Usman juga mengaku, keluarganya tidak dites usap lagi setelah menjalani karantina mandiri 14 hari di dalam rumah. Setelah merasa badannya bugar, dia dan keluarga kembali berbaur lagi dengan masyarakat. "Dalam dua minggu dapat surat sudah bebas karantina," kata Usman.
Hal yang dialami Usman dan keluarganya adalah bagian kecil dari digambarkan ahli biologi molekuler, Ahmad Utomo, sebagai kapasitas penelusuran kontak erat dan tes usap di Indonesia yang belum memadai.
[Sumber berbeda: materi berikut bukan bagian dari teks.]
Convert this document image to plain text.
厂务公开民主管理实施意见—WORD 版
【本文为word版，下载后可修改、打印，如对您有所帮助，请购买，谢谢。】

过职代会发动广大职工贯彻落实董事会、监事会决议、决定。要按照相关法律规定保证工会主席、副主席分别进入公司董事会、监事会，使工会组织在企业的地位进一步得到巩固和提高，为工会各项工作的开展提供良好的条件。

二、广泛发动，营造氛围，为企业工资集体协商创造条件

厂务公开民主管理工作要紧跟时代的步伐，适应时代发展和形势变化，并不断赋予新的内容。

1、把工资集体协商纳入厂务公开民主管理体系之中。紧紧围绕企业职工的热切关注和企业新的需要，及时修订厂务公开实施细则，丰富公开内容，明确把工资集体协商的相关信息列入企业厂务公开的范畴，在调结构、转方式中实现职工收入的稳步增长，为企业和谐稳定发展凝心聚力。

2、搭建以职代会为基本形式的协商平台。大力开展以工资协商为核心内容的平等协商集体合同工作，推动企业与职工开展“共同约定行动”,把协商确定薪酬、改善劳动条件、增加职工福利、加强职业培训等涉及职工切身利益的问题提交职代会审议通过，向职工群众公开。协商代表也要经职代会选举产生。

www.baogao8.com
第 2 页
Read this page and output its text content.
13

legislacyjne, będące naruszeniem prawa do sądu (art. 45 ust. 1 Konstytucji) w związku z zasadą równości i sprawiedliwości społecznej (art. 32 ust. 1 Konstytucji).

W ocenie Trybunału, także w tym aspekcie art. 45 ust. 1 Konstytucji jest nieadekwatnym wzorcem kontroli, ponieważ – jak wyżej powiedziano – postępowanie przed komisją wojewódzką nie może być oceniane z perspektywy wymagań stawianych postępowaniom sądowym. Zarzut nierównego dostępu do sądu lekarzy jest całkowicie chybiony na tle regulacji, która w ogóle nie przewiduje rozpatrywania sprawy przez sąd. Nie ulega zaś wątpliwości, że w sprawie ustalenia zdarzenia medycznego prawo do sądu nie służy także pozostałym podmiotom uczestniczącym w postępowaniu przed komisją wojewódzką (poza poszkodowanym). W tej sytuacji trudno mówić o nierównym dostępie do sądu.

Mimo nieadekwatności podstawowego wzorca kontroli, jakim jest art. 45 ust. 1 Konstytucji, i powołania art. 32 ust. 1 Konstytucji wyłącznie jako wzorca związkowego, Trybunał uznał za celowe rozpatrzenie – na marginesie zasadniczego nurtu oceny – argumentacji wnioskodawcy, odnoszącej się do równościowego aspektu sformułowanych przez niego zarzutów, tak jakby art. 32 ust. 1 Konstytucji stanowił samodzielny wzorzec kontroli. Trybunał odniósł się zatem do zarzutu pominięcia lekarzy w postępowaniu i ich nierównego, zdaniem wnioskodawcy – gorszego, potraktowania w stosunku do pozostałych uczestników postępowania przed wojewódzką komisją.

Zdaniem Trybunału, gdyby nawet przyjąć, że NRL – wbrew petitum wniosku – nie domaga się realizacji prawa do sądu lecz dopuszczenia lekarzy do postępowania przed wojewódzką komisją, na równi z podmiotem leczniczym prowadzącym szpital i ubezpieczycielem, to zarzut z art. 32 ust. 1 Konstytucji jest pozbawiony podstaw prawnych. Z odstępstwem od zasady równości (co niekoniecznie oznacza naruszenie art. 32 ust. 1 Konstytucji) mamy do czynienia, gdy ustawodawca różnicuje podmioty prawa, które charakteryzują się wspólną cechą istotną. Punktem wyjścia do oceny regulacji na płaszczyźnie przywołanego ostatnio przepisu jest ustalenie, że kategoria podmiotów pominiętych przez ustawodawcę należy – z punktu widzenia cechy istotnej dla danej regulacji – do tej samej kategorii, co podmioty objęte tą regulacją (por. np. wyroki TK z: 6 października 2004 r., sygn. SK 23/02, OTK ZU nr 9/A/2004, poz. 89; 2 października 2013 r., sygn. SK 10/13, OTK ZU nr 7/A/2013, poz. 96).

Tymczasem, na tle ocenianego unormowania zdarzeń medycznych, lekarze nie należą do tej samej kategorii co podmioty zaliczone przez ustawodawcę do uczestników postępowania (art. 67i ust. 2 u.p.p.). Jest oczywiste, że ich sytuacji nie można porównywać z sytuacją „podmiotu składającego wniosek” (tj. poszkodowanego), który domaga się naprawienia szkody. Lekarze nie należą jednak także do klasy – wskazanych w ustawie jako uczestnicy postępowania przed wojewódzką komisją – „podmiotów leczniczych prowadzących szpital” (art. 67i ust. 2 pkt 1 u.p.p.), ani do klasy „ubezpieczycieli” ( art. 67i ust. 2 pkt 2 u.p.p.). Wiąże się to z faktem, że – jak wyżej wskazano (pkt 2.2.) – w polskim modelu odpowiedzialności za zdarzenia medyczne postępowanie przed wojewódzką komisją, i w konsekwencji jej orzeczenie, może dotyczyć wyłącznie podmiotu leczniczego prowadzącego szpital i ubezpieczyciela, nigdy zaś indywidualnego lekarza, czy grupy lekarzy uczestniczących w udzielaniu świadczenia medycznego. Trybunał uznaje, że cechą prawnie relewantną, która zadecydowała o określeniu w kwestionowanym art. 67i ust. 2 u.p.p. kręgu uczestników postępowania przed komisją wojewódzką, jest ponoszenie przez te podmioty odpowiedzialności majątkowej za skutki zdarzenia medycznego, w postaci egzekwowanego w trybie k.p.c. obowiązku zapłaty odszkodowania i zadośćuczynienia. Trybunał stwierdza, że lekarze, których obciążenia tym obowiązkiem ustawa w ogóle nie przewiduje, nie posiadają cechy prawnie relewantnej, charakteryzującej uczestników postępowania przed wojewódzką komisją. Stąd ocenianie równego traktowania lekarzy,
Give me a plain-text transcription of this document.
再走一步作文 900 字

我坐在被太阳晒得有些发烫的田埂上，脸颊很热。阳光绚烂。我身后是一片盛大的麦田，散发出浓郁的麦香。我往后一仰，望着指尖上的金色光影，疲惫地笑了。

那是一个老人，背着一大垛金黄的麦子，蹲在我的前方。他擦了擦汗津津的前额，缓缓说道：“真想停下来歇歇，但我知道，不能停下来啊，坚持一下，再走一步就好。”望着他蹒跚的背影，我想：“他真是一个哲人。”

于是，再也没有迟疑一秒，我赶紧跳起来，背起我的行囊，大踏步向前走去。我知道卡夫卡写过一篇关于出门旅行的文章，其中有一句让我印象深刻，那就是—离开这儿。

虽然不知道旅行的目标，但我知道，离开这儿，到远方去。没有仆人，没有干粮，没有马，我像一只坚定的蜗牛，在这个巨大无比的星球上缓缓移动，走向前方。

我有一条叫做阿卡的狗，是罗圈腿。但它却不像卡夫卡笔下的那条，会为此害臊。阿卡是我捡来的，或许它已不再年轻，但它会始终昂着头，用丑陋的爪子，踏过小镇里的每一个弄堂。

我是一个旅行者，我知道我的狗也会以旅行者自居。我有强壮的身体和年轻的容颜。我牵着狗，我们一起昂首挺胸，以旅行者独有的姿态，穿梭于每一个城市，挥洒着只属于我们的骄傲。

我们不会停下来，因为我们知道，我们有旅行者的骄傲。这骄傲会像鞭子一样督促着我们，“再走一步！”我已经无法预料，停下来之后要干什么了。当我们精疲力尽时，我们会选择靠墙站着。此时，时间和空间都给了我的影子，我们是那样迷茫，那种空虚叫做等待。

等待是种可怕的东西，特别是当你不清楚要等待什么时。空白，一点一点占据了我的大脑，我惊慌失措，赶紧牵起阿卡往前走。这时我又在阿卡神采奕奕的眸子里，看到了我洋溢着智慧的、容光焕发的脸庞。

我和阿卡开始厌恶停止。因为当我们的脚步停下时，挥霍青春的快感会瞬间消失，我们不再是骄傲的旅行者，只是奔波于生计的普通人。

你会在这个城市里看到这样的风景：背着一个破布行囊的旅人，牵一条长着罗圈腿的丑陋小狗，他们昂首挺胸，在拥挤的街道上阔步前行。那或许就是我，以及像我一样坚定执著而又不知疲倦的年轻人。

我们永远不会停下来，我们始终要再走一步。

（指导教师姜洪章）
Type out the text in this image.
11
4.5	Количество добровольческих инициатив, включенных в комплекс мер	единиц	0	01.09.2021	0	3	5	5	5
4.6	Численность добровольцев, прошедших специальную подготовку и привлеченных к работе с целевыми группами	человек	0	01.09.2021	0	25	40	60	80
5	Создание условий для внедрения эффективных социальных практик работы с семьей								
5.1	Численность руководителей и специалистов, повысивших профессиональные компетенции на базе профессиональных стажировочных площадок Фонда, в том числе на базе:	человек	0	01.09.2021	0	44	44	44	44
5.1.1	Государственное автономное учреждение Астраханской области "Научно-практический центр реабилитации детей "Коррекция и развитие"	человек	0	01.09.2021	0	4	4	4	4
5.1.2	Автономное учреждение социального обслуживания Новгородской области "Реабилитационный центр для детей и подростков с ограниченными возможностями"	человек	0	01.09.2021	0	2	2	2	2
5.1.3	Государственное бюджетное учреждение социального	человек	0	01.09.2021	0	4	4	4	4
Menurut Ahmad, vaksinasi massal yang sedang berlangsung bukan satu-satunya solusi untuk mengendalikan penyebaran virus corona tanpa diiringi kapasitas melacak kontak erat (contact tracing) dan tes Covid-19 (testing) yang memadai. "Vaksin ini berguna untuk menurunkan orang bergejala. Tapi dia (vaksin) nggak bisa menekan angka baru. Angka baru itu dikendalikan dengan testing dan tracing," katanya.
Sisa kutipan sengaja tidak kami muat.